Norway’s wool marketing organisation, designates the quality description C1 as white, crossbred wool, grown outdoors and shorn in Autumn. “Crossbred” is a breed reared in Norway, being approximately 80% Norwegian Dala with the other 20% made up of Cheviot, Steigar and Rygja. The class C1 is soft, crimpy wool with high bulk. The fibres should be longer than 70 mm and finer than 38 microns. Good whiteness after scouring is demanded. C1 is particularly renowned for its strength, gloss, elasticity, resistance to wear and lasting appearance even after long-term use and wash. It also is regarded as ‘clean’ and having good colour, as the sheep are reared in a clean environment. This makes it excellent for dyeing.
C1 is perfect to use for felts that must be durable, non-pilling and still look great with long-term wear and heavy use. It is excellent for moulding, needle felting and spinning. C1 wet felts similarly to Corriedale wool.
The Norwegian Dala sheep is the most numerous cross breed in Norway and is widespread throughout the country, being a cross of Spæl-sheep and the British breeds Cheviot, Leicester and Sutherland. Dala are bred for both meat and wool. The sheep are mostly white (10% are black) and both rams and ewes are polled with long tails.

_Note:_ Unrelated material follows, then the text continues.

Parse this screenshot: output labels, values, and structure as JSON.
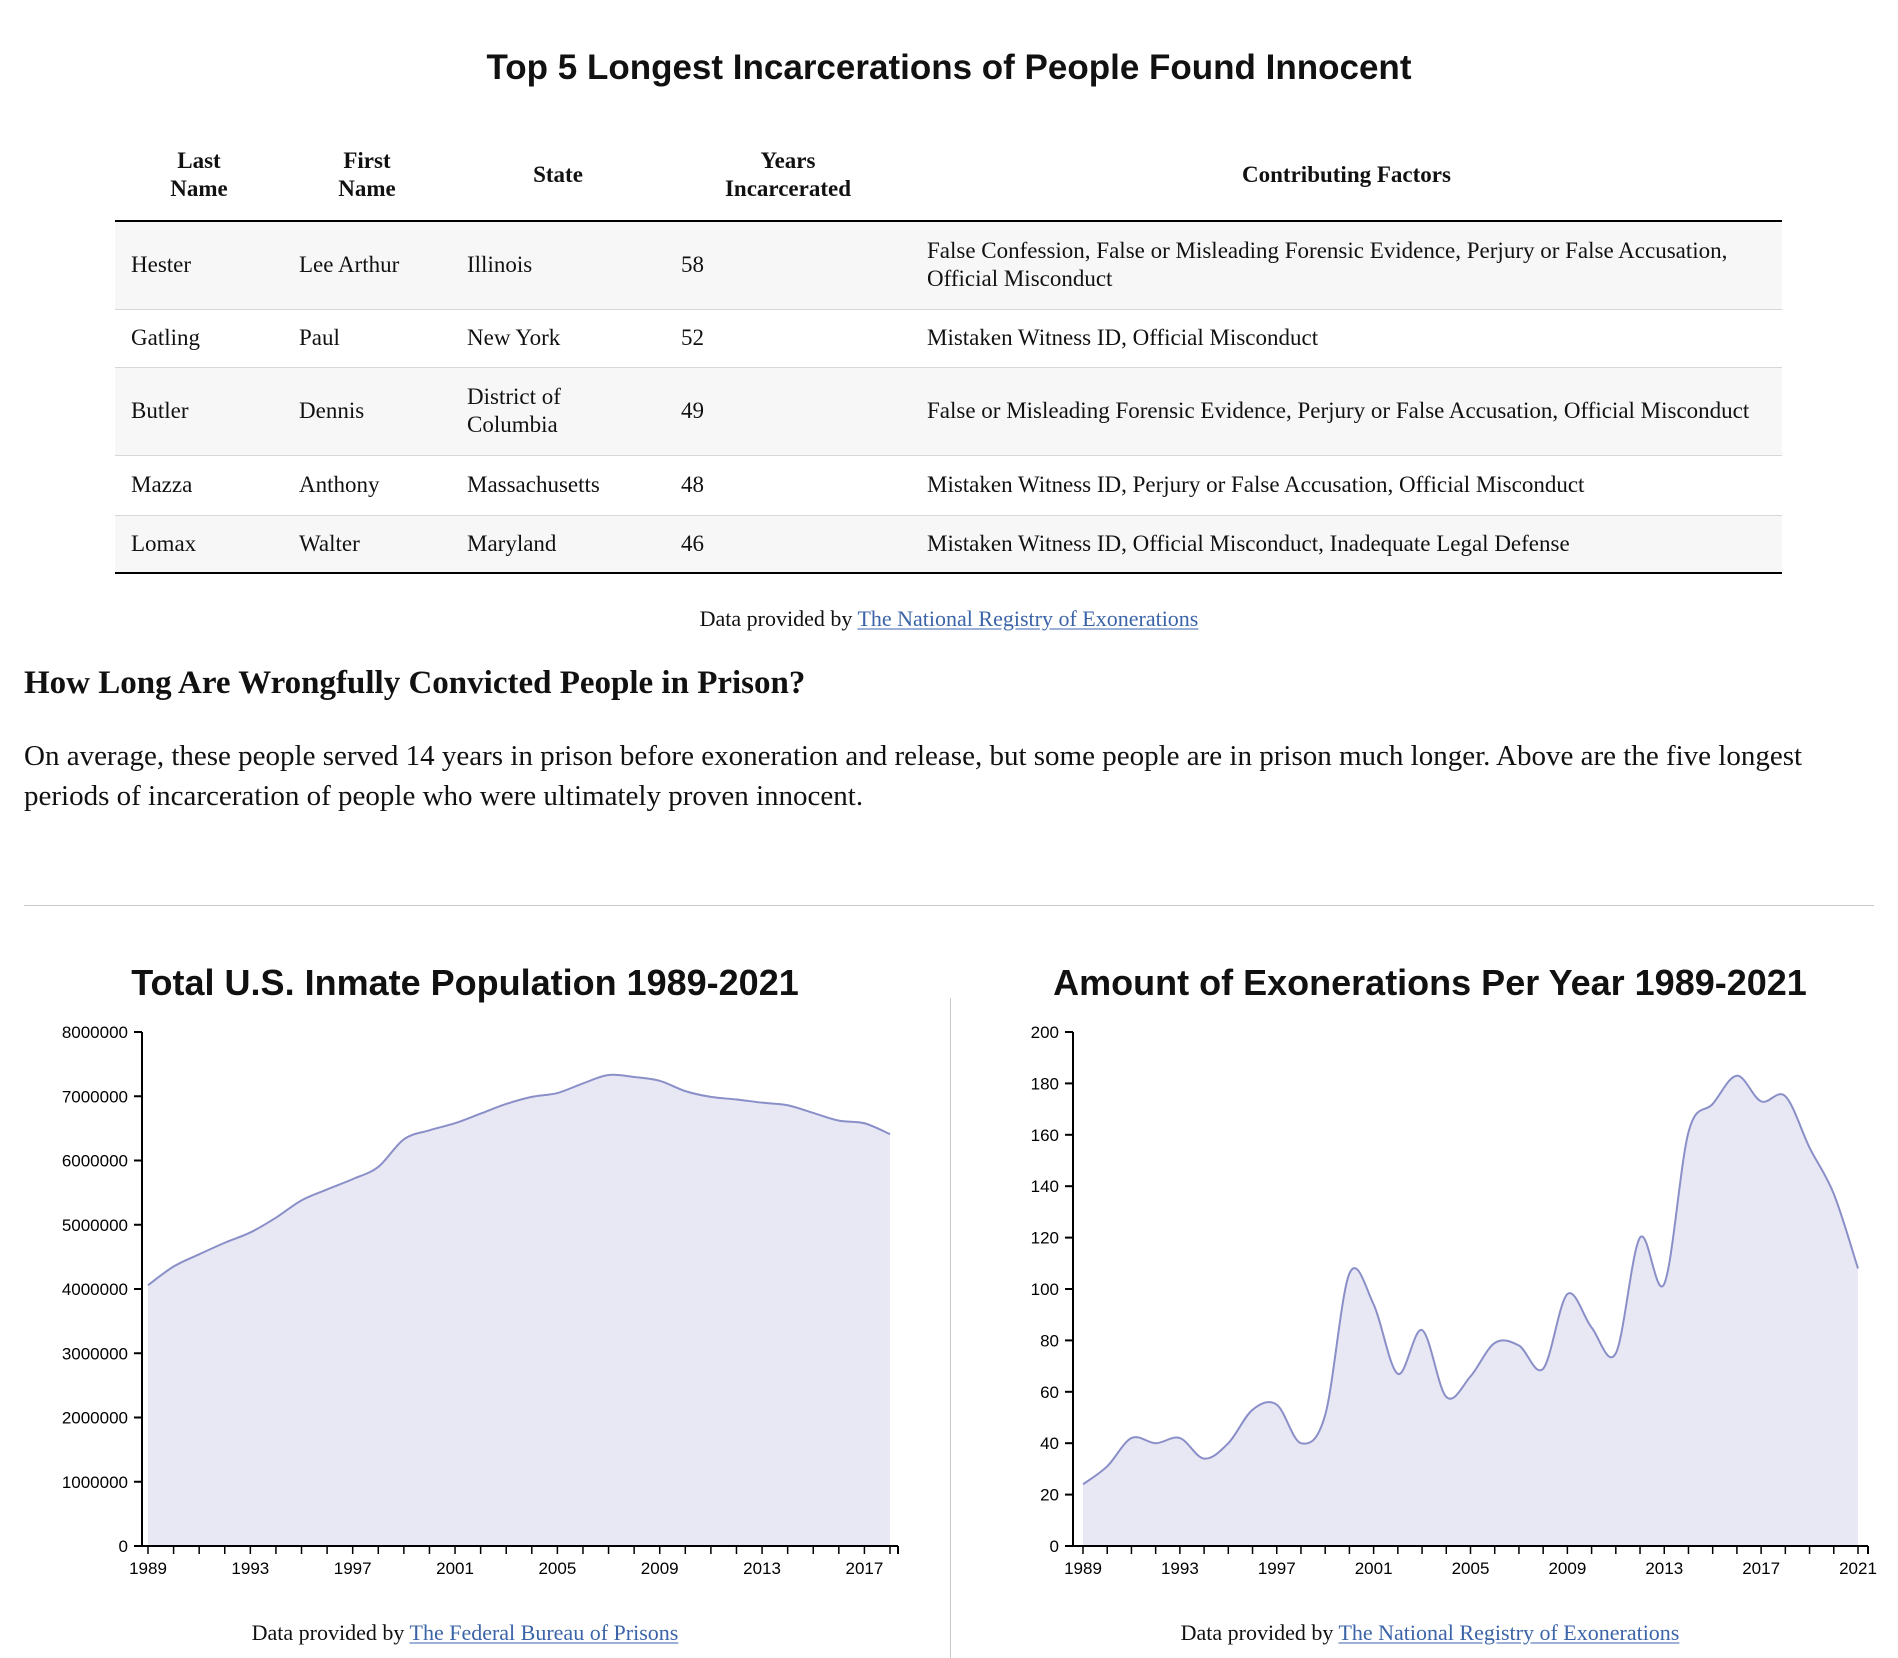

The Cheviot breed, white with long tails, originated in the Cheviot Hills, on the border of England and Scotland. Recognized as a hardy sheep as early as 1372, Cheviots did well in those bleak, windswept conditions, with their strong constitution, easy lambing, well developed mothering instinct and fast maturity. It has been bred pure in Norway since the middle of the 18th century, and is the smallest of the long tailed Norwegian breeds.
Steigar is a mix of Spæl-sheep, Cheviot, Sutherland and some Leicester, along with some Finnish Land-breed.

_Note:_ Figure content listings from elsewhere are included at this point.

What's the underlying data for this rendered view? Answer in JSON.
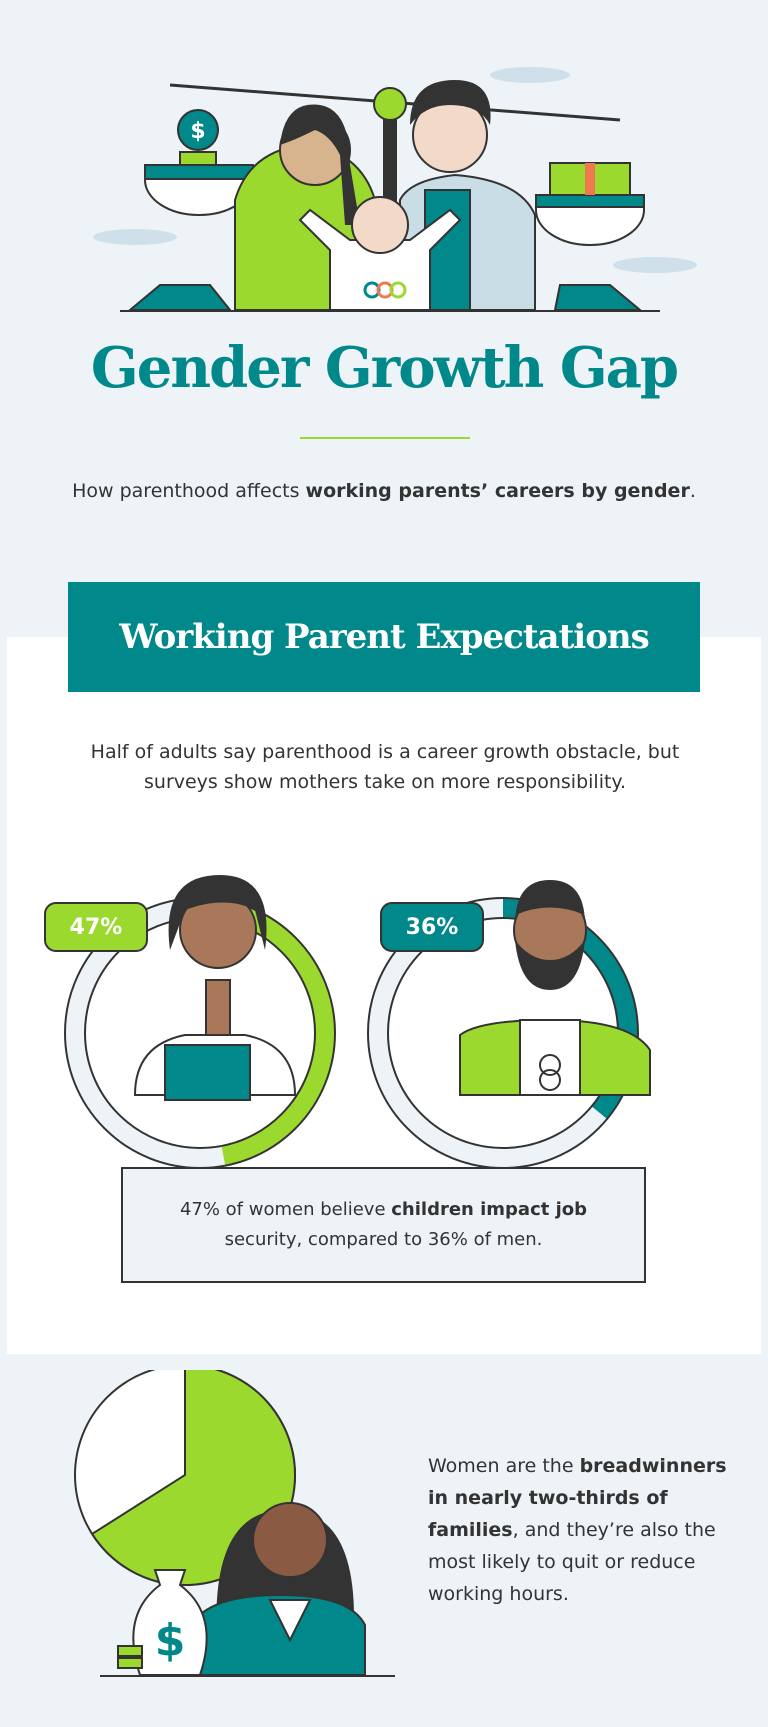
{
  "header": {
    "title": "Gender Growth Gap",
    "subtitle_plain": "How parenthood affects ",
    "subtitle_bold": "working parents’ careers by gender",
    "subtitle_end": "."
  },
  "section1": {
    "heading": "Working Parent Expectations",
    "intro": "Half of adults say parenthood is a career growth obstacle, but surveys show mothers take on more responsibility.",
    "women": {
      "label": "47%",
      "value": 47,
      "color": "#9bd92f"
    },
    "men": {
      "label": "36%",
      "value": 36,
      "color": "#00888a"
    },
    "callout_plain1": "47% of women believe ",
    "callout_bold": "children impact job",
    "callout_plain2": " security, compared to 36% of men."
  },
  "section2": {
    "text_plain1": "Women are the ",
    "text_bold": "breadwinners in nearly two-thirds of families",
    "text_plain2": ", and they’re also the most likely to quit or reduce working hours.",
    "pie_fraction": 0.66,
    "money_symbol": "$"
  },
  "colors": {
    "teal": "#00888a",
    "green": "#9bd92f",
    "bg": "#edf3f6",
    "ink": "#333333"
  }
}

The Norwegian Rygja sheep is originally from Rogaland in south west Norway where, in the 18th century the local Norwegian Spæl sheep was crossed with several imported breeds, such as Merino, South Down, and Leicester. After 1860 mostly Cheviot and Sutherland sheep were imported and had also an influence. It is known for producing shiny wool, almost free of medullated fibres but with less bulk than the wool of Dala and Steigar sheep.
The number of Steigar and Rygja is decreasing because since 2001 they have been part of the combined breeding population of Norwegian white sheep together with the other long tailed breeds such as Dala.